I remember watching Nick build his store of art supplies for his foray into the study of landscape architecture. I was envious of his haul, of the boxes that would arrive daily from Dick Blick, reminding me of my highschool years where I would buy paint tubes upon pens upon sketch books just simply to have them nearby. I was never an actual artist, my fear of muddling the page or of looking foolish thwarting any desire I had to create something beautiful and meaningful. So the supplies sat on the shelf until they dried up or were given away. I watched in those months as Nick's natural talent emerged, his careful hand and attention to detail producing draft upon draft of spaces rich with meaning and lush with potential.
This Fall I begin a program of making, in a sense, having been accepted to a Masters in Design Methods program that will take me every other weekend to Chicago. I'm nervous, having been on my back foot for the past few months doing work that is not my strong suit and looking to a future where I have to take the pen to the page to create in a way beyond words.

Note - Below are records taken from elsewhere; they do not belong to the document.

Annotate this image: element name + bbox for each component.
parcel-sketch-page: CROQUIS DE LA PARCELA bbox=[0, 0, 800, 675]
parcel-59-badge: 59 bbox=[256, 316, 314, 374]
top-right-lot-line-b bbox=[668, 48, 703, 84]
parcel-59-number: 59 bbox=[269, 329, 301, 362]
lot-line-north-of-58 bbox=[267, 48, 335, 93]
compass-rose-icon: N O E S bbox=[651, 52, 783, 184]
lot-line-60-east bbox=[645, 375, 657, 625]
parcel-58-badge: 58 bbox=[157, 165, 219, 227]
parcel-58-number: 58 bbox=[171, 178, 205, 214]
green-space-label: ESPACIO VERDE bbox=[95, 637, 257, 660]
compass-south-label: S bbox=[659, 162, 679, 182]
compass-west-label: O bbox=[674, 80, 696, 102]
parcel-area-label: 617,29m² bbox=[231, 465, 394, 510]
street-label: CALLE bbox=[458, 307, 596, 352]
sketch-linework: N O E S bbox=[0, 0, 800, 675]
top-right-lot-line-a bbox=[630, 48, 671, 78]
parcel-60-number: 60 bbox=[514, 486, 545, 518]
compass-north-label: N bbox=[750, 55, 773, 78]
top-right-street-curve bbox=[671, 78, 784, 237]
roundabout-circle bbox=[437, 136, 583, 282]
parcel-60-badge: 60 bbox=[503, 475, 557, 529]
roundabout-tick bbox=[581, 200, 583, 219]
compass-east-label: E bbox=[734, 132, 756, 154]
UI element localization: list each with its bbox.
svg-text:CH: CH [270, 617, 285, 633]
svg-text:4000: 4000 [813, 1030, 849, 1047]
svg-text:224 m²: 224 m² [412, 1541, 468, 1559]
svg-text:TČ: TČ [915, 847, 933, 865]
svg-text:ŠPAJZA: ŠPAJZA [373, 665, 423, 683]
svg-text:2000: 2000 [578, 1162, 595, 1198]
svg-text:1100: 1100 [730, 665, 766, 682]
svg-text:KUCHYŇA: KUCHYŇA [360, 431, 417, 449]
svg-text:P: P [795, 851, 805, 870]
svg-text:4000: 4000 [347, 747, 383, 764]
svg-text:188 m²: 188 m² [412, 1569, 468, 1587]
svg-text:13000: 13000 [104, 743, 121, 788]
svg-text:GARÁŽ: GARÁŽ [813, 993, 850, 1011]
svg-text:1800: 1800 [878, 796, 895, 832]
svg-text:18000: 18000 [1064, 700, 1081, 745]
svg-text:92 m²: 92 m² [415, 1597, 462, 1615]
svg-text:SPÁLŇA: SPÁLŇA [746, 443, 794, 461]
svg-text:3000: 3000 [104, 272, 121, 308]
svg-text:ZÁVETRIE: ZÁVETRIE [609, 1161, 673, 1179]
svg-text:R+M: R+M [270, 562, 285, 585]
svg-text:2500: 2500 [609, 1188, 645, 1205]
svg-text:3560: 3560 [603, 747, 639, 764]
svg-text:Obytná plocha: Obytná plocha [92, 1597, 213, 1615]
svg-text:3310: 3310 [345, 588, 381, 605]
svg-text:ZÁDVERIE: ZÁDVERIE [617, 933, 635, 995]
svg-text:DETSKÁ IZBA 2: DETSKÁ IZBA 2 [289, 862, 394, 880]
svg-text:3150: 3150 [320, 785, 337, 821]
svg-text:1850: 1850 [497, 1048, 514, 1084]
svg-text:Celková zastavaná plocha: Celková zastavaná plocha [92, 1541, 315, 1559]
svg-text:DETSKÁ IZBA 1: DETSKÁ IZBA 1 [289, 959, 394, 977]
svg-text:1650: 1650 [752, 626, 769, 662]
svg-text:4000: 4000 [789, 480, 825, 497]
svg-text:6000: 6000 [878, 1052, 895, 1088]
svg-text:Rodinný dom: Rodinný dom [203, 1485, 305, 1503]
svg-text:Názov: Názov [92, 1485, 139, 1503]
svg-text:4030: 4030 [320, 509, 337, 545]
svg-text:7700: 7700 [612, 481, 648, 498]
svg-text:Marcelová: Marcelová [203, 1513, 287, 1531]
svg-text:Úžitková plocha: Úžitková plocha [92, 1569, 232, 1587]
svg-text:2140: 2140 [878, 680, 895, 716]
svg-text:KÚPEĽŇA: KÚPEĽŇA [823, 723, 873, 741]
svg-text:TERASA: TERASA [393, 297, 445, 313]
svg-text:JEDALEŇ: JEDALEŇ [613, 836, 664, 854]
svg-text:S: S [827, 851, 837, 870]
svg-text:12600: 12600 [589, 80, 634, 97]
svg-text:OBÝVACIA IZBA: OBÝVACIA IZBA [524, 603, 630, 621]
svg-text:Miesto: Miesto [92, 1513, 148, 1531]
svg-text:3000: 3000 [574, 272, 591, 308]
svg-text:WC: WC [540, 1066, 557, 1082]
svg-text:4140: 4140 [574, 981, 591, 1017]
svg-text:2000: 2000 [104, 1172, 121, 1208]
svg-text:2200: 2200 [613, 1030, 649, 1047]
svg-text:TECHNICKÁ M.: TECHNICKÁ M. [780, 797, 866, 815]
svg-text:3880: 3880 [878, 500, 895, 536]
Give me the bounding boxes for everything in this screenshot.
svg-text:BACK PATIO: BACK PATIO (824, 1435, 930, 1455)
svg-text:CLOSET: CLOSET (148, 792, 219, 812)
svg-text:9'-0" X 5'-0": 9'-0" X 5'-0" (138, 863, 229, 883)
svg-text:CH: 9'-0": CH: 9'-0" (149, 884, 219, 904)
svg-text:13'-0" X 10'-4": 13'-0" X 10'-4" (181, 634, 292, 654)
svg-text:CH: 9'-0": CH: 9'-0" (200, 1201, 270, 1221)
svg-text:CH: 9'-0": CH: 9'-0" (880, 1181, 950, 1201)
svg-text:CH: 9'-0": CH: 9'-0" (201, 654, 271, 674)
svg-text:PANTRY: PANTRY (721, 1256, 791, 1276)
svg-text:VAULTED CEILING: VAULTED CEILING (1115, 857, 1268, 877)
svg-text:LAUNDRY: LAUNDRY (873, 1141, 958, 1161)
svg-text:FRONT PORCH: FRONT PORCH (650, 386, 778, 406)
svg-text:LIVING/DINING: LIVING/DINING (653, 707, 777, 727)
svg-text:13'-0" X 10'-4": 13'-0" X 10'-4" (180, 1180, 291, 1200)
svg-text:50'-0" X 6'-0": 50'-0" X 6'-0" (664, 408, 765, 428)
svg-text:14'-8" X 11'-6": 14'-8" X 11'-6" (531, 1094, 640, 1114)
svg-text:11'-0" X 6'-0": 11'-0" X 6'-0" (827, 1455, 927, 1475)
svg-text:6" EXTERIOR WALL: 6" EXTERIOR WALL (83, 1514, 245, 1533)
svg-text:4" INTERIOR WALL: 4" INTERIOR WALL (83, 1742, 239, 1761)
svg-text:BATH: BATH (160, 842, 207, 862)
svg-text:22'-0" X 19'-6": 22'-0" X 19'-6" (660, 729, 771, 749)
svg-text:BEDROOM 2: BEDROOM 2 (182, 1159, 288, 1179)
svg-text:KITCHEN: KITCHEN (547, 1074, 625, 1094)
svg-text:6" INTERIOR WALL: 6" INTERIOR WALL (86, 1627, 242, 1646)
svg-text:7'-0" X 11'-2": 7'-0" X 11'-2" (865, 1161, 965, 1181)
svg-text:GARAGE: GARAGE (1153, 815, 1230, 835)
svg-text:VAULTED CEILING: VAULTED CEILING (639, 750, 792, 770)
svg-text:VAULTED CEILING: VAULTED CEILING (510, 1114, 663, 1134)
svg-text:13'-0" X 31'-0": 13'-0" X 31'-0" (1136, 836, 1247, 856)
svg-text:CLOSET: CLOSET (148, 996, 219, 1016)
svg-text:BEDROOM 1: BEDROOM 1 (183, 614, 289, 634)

The months leading up to this program are also a study in stillness, of seeing, of quiet, of reflection and introspection and all of those things you don't get to do when you are caught up in family and life and clutter and the distance that can separate you from your true self. I have been given the gift of time and space to sort things out. I have been given the opportunity to peel back through some blank pages and search for the words written in invisible ink underneath. It's beautiful and weird and heartbreakingly thanks-giving at the same time. I am awash in tears at the generosity of it all.
Sunday, June 16, 2013
Pausing
Today is one of those days that social media kicks your ass. Smiling faces of fathers beaming out of pictures with their children, grandchildren, exotic locales, dinner tables, weddings, you name it. I know there are a million stories behind those smiles, not all of them pleasant and certainly not all of them oft repeated in family conversations, but they are there, those fathers who still get to hug children and cook steaks and dance that awkward dad dance when they've had too much scotch.
After the great loss of 1987, I used to call my mom on Father's Day, just to be funny and say thanks for shoring up the ship on both sides. My mom was a helluva single mom, although calling her that seems weird given she had the means to raise children without financial panic. But digging deeper, I realize that being a single mom means much more than financial security. It was her going it alone, dealing with children who weren't easy to manage in a life too lonely sometimes. Single parenthood was more about relying on the network of friends who loved her dearly for moment of confiding and support. It was about being the rock for four kids who were navigating the terrain of being fatherless far earlier than they ever meant to be. She was dad and mom in one, Suz Hard as Nails. And a damn good both at that.
My children delight in their father, an amazing man whose gift for parenting is something he inherited from his own father and from whom I hope my son will learn. This is a day for recognizing that, rather than sitting afloat in the unanchored waters of a parentless life.